The crawler emits a heartbeat every 8s so a stalled run is detected and reaped within 60s (no zombie “scanning…” status forever).

Re-crawl

Re-running replaces the previous crawl. Pages no longer reachable from the root are pruned. URLs whose hash changed are re-extracted. URLs whose hash is identical are skipped (no wasted work).

To force a full re-extraction (e.g. after a major redesign), delete the site and re-create — gives you the cleanest state.

How the LLM uses it

On every visitor turn the server:

Ranks crawled pages by relevance to the visitor’s latest message (field-weighted token scoring against title + headings + body text).
Injects the top-3 most relevant pages’ summaries, headings, notes, AND raw body text excerpts (up to 2500 chars each) as a # Cross-page knowledge block at the top of the prompt.
Extracts emails + phone numbers from those pages and prepends a ## Site contacts block.
Always emits the full Sitemap (every crawled path + title) so the agent can reference any page by name.

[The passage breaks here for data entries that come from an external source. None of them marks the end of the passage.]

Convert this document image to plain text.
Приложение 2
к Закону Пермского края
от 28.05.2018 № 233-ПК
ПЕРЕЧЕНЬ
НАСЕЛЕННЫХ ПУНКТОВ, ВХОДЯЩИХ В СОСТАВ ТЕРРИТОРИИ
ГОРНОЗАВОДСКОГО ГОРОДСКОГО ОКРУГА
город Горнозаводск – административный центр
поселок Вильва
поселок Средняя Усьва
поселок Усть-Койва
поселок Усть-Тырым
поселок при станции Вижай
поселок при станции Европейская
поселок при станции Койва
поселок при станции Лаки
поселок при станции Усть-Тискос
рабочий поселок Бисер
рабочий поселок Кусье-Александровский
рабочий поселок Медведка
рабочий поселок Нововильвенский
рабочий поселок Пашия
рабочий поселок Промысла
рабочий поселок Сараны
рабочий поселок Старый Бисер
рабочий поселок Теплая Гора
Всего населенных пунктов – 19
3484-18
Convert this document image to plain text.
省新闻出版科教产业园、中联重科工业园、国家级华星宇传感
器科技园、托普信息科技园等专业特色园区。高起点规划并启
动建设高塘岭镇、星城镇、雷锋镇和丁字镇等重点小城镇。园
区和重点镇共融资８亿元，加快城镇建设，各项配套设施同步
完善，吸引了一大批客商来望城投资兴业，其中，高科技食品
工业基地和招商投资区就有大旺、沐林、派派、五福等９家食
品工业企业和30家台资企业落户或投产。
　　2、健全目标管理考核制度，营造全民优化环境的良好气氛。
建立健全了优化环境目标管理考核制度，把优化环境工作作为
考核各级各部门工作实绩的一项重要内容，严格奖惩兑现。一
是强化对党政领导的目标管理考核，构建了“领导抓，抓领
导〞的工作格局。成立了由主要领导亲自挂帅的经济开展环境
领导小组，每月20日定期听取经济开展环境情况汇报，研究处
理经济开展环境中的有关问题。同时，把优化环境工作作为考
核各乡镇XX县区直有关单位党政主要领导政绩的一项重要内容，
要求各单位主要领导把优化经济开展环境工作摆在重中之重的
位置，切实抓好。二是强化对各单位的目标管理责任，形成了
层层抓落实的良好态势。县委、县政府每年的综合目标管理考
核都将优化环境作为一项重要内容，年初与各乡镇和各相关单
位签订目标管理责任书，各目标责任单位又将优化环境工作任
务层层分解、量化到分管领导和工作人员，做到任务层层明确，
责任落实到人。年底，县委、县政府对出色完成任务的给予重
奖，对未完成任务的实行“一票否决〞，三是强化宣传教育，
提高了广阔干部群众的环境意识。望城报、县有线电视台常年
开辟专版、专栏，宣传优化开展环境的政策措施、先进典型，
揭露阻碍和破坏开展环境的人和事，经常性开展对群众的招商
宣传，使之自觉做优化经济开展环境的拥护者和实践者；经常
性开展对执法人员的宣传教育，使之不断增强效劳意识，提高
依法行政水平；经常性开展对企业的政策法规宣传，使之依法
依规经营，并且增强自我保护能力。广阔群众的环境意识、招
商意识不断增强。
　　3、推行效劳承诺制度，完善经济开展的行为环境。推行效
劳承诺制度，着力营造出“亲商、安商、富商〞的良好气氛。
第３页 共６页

For info questions (“what’s your phone number?”, “what does plan X include?”, “show me your team”) the agent answers from this block — no navigation. For navigational requests it pulls the URL verbatim from the Sitemap.

Inspecting the crawl

Site detail → Site Scan lists every crawled page with its title, URL, and a preview of the extracted text. Open one to see the full body text + headings + links — exactly what the LLM sees.

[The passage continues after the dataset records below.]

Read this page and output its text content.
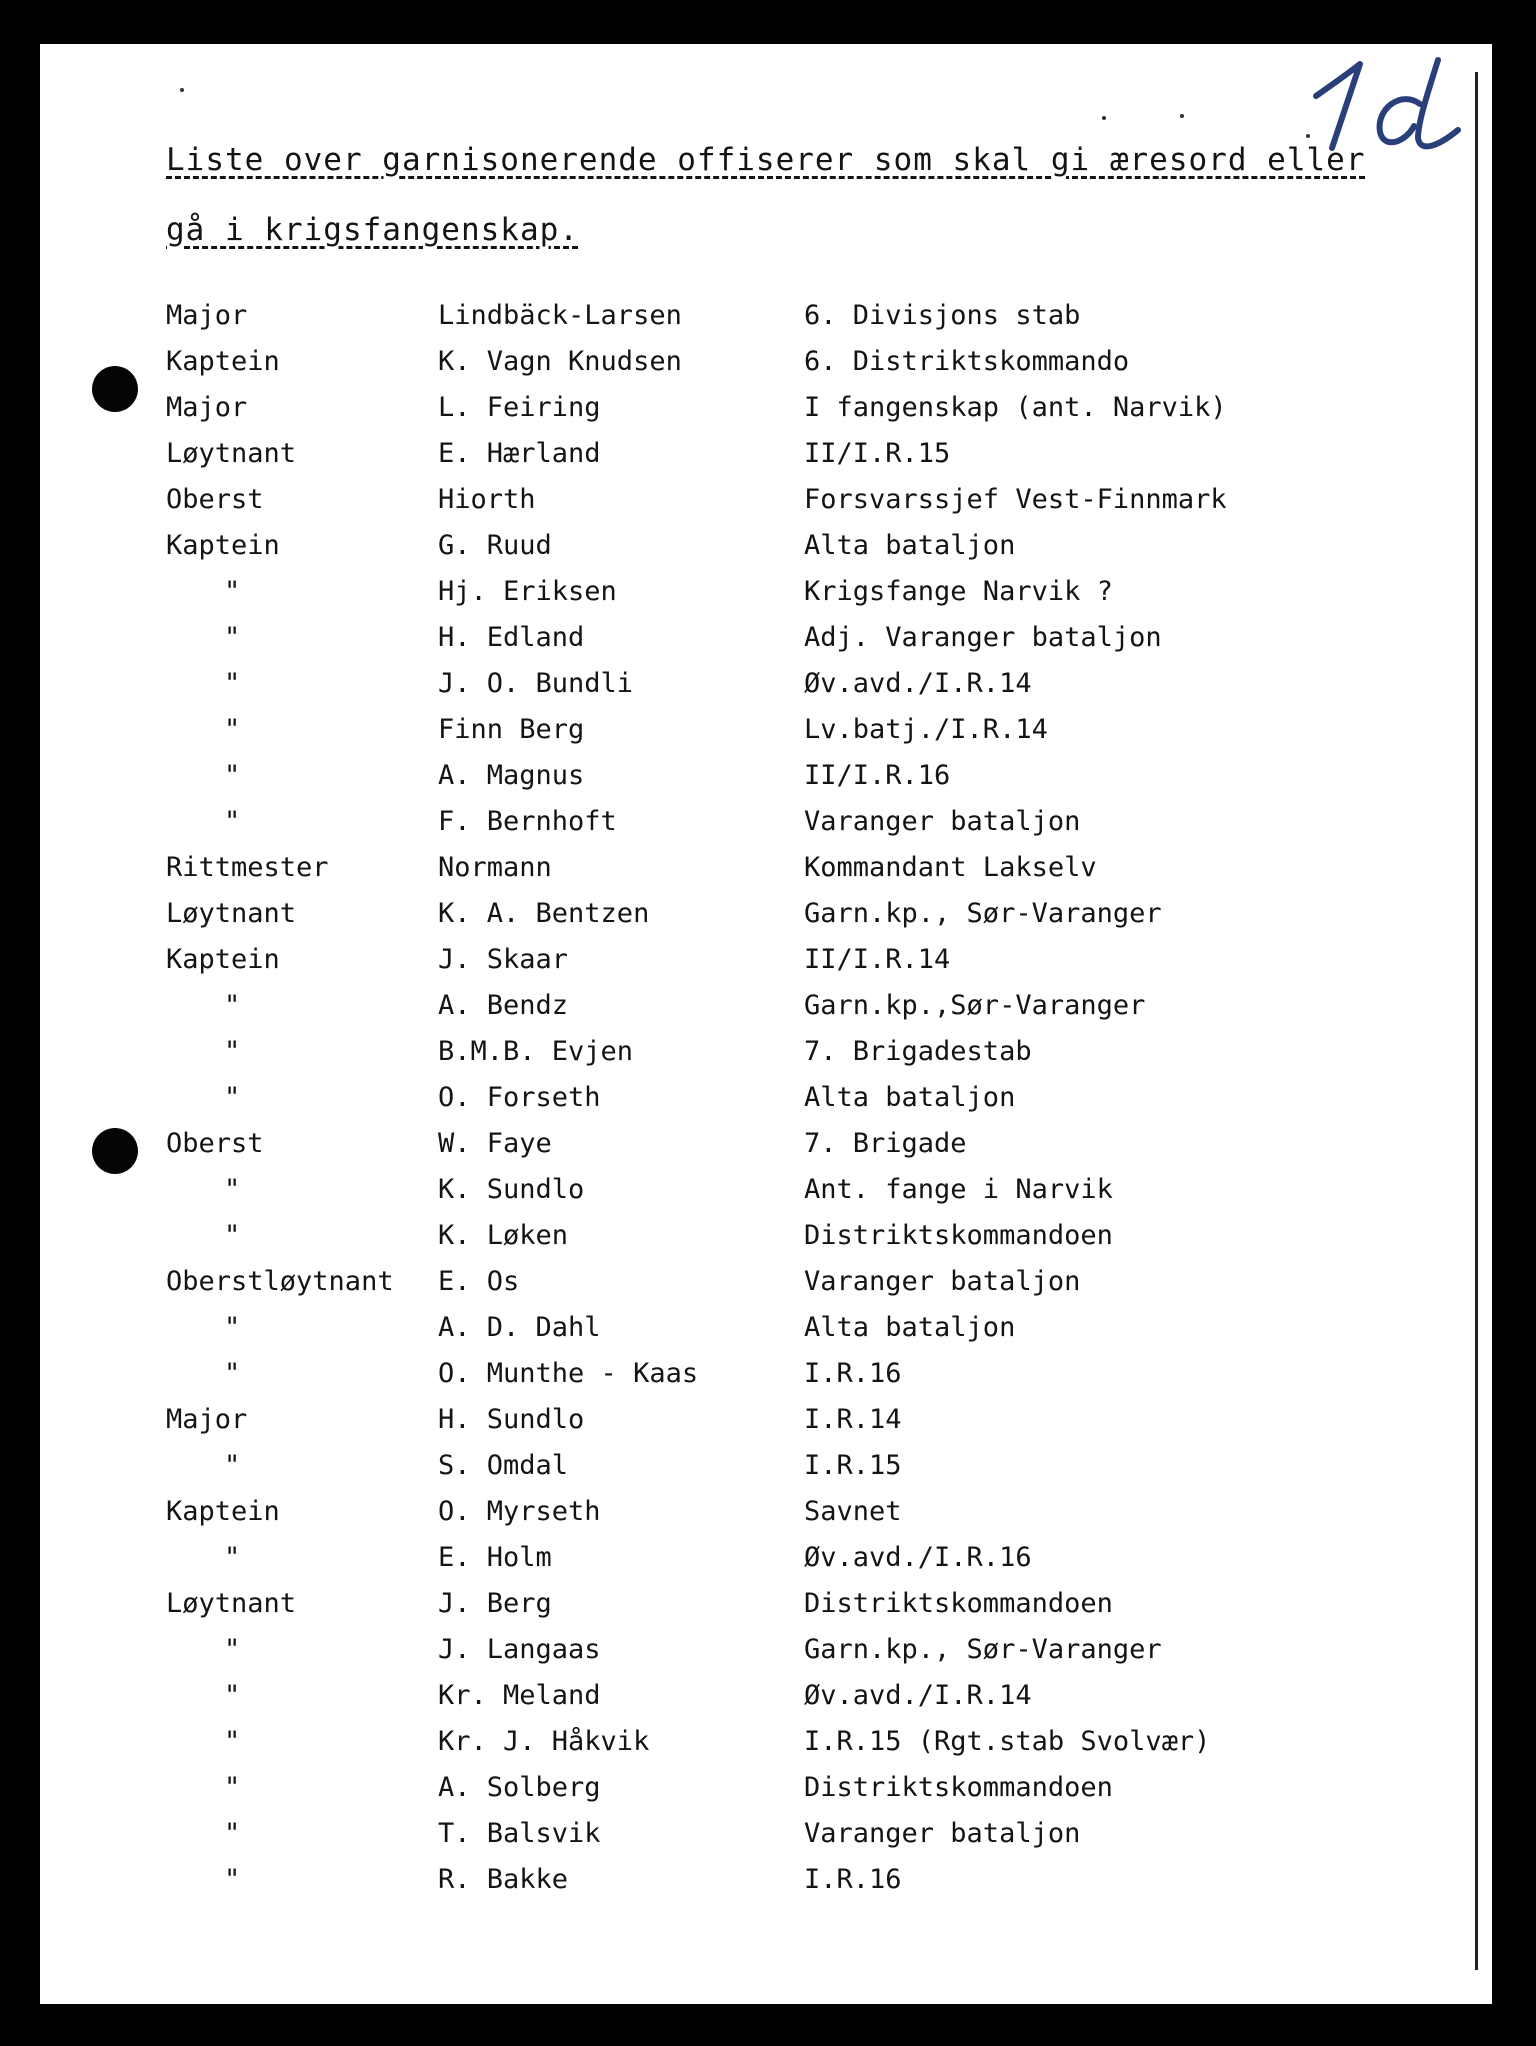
Liste over garnisonerende offiserer som skal gi æresord eller
gå i krigsfangenskap.
Major	Lindbäck-Larsen	6. Divisjons stab
Kaptein	K. Vagn Knudsen	6. Distriktskommando
Major	L. Feiring	I fangenskap (ant. Narvik)
Løytnant	E. Hærland	II/I.R.15
Oberst	Hiorth	Forsvarssjef Vest-Finnmark
Kaptein	G. Ruud	Alta bataljon
"	Hj. Eriksen	Krigsfange Narvik ?
"	H. Edland	Adj. Varanger bataljon
"	J. O. Bundli	Øv.avd./I.R.14
"	Finn Berg	Lv.batj./I.R.14
"	A. Magnus	II/I.R.16
"	F. Bernhoft	Varanger bataljon
Rittmester	Normann	Kommandant Lakselv
Løytnant	K. A. Bentzen	Garn.kp., Sør-Varanger
Kaptein	J. Skaar	II/I.R.14
"	A. Bendz	Garn.kp.,Sør-Varanger
"	B.M.B. Evjen	7. Brigadestab
"	O. Forseth	Alta bataljon
Oberst	W. Faye	7. Brigade
"	K. Sundlo	Ant. fange i Narvik
"	K. Løken	Distriktskommandoen
Oberstløytnant E. Os	Varanger bataljon
"	A. D. Dahl	Alta bataljon
"	O. Munthe - Kaas	I.R.16
Major	H. Sundlo	I.R.14
"	S. Omdal	I.R.15
Kaptein	O. Myrseth	Savnet
"	E. Holm	Øv.avd./I.R.16
Løytnant	J. Berg	Distriktskommandoen
"	J. Langaas	Garn.kp., Sør-Varanger
"	Kr. Meland	Øv.avd./I.R.14
"	Kr. J. Håkvik	I.R.15 (Rgt.stab Svolvær)
"	A. Solberg	Distriktskommandoen
"	T. Balsvik	Varanger bataljon
"	R. Bakke	I.R.16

If a question isn’t being answered well, check whether the source page is crawled with the relevant content. Often the fix is a re-crawl after a content update, or expanding the page cap if your site has more than 60 pages worth of useful content.

Privacy

The crawler only fetches pages reachable from your site root — same as a search engine. It doesn’t access auth-gated URLs (no cookie store, no login flow), doesn’t bypass any access control. Content is stored in Firestore under your tenant’s site doc; no cross-tenant data sharing.

If your site has a robots.txt you want enforced, the recommended approach today is to keep sensitive content behind auth (the crawler can’t reach those pages). Per-path exclusions in the dashboard are on the roadmap.